# Saimese Algae Eaters and Shrimp



## A_Shea (Jun 2, 2007)

Could i put some of the saimese algae eaters in my shrimp tank or would they eat the baby shrimps?


----------



## dapellegrini (Jan 18, 2007)

Hit and miss. My SAEs started eating my RCS. Others claim no problems. Most fish will eat baby shrimp of they can find them.


----------



## Wood (Jul 27, 2006)

They will eat them eventually. SAE's aren't the superior algae eaters everyone thinks they are. Eventually they will get hooked on the fish/shrimp food and not touch the algae in the tank. My recommendation: get Otto's instead. Otto's are the best algae eaters BY FAR!

-Ryan


----------



## bdement (Jun 4, 2007)

I agree with the consensus above. Ottos are super-peaceful and physically couldn't harm the shrimp. I've seen SAEs referred to as "swimming pigs" who will devour anything. Anyone think that Flying Foxes may also be a good alternative as shrimp-safe?


----------



## evercl92 (Aug 14, 2006)

bdement said:


> Anyone think that Flying Foxes may also be a good alternative as shrimp-safe?


Flying Foxes are not a good alternative to anything, IME. Honestly, the most worthless fish I've ever owned - and rather aggressive toward peaceful tankmates.

My SAE's don't bother my larger shrimp, but I wouldn't put it past them to eat the smaller ones.


----------



## eklikewhoa (Jul 24, 2006)

What do you guys think about Roselines?


----------



## bdement (Jun 4, 2007)

Wood said:


> SAE's aren't the superior algae eaters everyone thinks they are. Eventually they will get hooked on the fish/shrimp food and not touch the algae in the tank.


I think you're mostly right, but not in every case. It's not inevitable that they'll stop eating algae as part of their natural life cycle. In the aquarium if they're allowed to out-compete their tankmates for the prepared food you're tossing in, they'll start to recognize that as their main food source and won't bother with the extra work of finding it around the tank. They have such voracious appetites (to fuel their high energy level) that if you limit what they can get from you, they'll do whatever they have to do to survive, which means keep your tank in sparkling condition.  ...or munch shrimp.


----------



## bdement (Jun 4, 2007)

eklikewhoa said:


> What do you guys think about Roselines?

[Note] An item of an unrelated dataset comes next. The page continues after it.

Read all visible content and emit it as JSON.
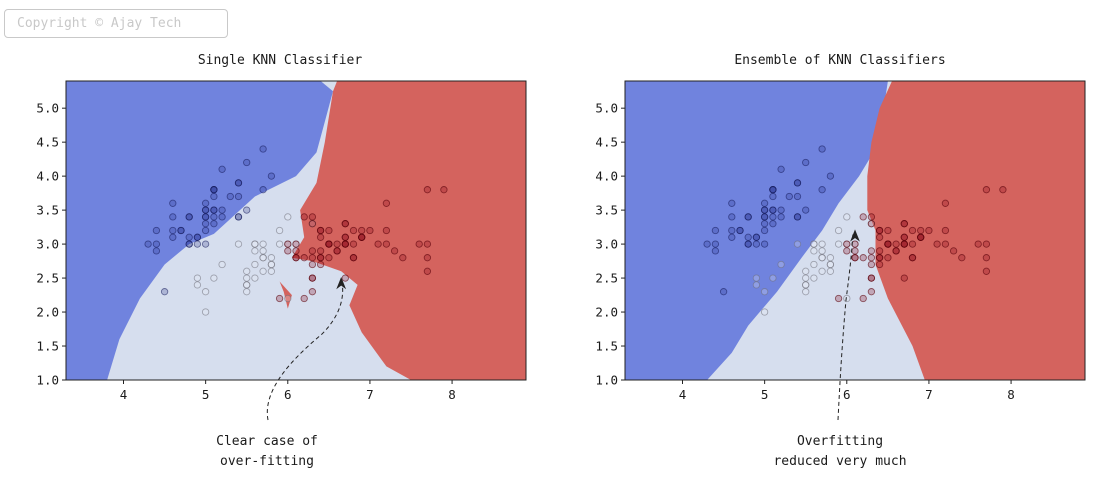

I had some of these guys a while back (lost them after a move, very sad). They actually remind me a lot of SAEs because of their activity level and friendliness.

Are you talking about in relation to shrimp? I think that because they don't eat algae, they get fairly big, and they're really, really quick, that they would definitely be terrors on the shrimp. I would think that about any large barb.


----------



## A_Shea (Jun 2, 2007)

wow thanks for all the help


----------



## crash_kt (Aug 8, 2007)

Wood said:


> My recommendation: get Otto's instead. Otto's are the best algae eaters BY FAR!-Ryan


Agreed. OR you can get red rams-horn snails i have 8 in my 20gal. The bad thing is the lay eggs on the silcone of the tank so you have to keep a eye out of that, other wise there good.


----------